Even in private life, one may be obliged to lie. For moral conduct is always a matter of choosing and weighing appropriate considerations. Only the considerations that a politician must take into account differ from those of a private man. Cicero cannot be excused for his dissimulation simply because he was a politician. It may have been neither necessary nor even helpful for honourable political purposes. But neither would have been a better man if he had categorically refused ever to deceive. A private person may be free to choose sainthood or martyrdom and so give honesty and peace pre-eminence at all costs. Such options are closed to a man who enters politics because no one may decide for others that they should be saints or martyrs. A politician, having engaged himself to decide for others, may therefore be obliged to use force or fraud in public life when as a private person he would be disposed to turn the other cheek.

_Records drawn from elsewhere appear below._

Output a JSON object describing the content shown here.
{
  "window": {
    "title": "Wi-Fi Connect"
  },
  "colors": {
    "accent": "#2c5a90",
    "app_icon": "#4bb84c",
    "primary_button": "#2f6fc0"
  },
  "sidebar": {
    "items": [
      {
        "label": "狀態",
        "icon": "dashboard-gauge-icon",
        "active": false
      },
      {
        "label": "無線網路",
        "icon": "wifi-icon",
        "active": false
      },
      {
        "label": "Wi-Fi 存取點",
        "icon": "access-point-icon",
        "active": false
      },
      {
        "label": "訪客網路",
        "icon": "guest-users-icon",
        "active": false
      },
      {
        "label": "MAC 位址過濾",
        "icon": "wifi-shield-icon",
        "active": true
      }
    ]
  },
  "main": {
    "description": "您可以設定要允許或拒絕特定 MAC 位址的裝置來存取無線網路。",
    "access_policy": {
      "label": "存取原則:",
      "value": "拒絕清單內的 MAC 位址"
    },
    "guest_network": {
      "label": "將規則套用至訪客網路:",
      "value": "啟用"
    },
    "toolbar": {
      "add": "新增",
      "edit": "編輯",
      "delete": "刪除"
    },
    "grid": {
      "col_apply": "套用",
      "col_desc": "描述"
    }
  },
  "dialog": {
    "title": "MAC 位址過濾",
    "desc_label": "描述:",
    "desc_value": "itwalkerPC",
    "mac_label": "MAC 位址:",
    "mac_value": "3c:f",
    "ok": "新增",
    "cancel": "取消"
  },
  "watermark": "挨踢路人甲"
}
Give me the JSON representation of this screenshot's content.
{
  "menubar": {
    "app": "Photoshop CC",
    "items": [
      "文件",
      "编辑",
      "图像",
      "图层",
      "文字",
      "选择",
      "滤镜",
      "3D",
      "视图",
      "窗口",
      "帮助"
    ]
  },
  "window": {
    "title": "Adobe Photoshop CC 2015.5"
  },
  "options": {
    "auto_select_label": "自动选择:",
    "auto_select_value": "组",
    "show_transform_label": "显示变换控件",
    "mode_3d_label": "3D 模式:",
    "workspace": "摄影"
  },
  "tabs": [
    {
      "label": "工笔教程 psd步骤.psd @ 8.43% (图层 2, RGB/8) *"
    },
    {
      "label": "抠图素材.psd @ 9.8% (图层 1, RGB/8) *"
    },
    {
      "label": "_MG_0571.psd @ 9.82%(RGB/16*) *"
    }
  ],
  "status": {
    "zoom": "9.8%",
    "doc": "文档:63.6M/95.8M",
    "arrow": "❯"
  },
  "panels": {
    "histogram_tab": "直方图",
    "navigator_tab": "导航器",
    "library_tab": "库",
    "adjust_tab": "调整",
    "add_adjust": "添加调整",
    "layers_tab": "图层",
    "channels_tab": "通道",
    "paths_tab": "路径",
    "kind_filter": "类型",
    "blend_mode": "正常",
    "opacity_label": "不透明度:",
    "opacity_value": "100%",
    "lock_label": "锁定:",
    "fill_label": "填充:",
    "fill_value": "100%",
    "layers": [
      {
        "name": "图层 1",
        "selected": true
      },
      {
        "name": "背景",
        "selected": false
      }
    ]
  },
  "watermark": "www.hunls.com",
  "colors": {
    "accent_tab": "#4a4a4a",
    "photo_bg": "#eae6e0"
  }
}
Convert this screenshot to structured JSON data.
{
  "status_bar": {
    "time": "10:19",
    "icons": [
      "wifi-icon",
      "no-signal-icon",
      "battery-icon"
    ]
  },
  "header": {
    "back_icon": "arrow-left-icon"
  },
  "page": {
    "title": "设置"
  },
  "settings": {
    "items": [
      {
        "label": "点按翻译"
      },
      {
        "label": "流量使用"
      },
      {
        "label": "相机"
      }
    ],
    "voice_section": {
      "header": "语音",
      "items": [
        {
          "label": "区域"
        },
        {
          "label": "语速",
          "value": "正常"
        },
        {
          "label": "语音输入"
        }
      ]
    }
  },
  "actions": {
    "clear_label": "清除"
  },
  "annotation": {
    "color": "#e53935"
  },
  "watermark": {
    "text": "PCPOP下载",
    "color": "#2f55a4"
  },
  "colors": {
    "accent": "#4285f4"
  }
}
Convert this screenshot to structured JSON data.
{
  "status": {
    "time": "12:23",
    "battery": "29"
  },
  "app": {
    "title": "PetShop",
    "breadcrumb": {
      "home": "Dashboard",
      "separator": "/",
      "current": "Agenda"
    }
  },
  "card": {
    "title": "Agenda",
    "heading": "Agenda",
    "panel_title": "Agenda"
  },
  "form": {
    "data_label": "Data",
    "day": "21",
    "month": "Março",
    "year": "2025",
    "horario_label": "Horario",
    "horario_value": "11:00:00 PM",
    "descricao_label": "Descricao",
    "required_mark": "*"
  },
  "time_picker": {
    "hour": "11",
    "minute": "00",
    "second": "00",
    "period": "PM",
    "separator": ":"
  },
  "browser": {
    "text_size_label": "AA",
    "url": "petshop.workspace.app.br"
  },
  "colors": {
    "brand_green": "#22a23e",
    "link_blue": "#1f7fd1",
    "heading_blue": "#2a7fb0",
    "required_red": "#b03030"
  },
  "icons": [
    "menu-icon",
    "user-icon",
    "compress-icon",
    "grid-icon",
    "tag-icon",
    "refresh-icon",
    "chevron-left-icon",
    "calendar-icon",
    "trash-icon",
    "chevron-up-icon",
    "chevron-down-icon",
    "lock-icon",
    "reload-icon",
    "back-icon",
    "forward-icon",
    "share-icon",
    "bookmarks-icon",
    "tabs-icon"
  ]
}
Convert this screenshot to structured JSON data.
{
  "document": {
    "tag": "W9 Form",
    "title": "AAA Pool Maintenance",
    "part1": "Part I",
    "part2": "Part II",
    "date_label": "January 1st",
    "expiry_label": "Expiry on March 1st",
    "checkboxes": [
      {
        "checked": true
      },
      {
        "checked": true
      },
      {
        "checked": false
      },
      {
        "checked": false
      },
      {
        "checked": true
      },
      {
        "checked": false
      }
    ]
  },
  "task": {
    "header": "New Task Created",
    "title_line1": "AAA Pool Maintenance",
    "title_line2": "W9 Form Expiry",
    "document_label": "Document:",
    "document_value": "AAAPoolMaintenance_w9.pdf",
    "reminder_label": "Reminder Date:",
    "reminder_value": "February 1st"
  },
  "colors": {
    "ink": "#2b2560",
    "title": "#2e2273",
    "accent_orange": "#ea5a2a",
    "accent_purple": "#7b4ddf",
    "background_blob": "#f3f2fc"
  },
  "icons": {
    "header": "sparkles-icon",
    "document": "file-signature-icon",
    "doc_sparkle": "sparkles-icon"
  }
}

Whether Cicero is found to have been a good man depends on how we judge his motives — whether he dissimulated or shifted his allegiance with honourable political intentions. This would still leave open the question of whether he was effective. But it is as difficult to judge his effectiveness as his motives. Had Cato been readier to recognise the dangers that Cicero foresaw, together they might have achieved what Cicero hoped for. In any case, Cicero's efforts may have considerably delayed and possibly qualified the destruction of the Republic. If nevertheless one accepts that there was "something fluid at the core" of his personality, it is perhaps best explained by a more subtle and common moral weakness than ignoble motives — a reluctance to face difficult decisions and a disposition to escape making unwelcome choices by dwelling on more comfortable and unimportant questions. '

But whatever one decides about Cicero, reflecting on his life makes it evident that the right political choice cannot be conclusively established. It does not follow that we must refrain from ever condemning a decision. It does mean that the art of political deliberation requires" courage to decide without assurance of being right. And any conviction about what is right should. be tempered by an awareness that even after the event, reasonable observers may reasonably disagree about how well a politician did. For those who cannot bear such uncertainty, moral catechisms and manuals of political science will no doubt continue to supply ready answers. But anyone content with learning to understand the complexities in making political choices would do well to read Shackleton Bailey's Cicero.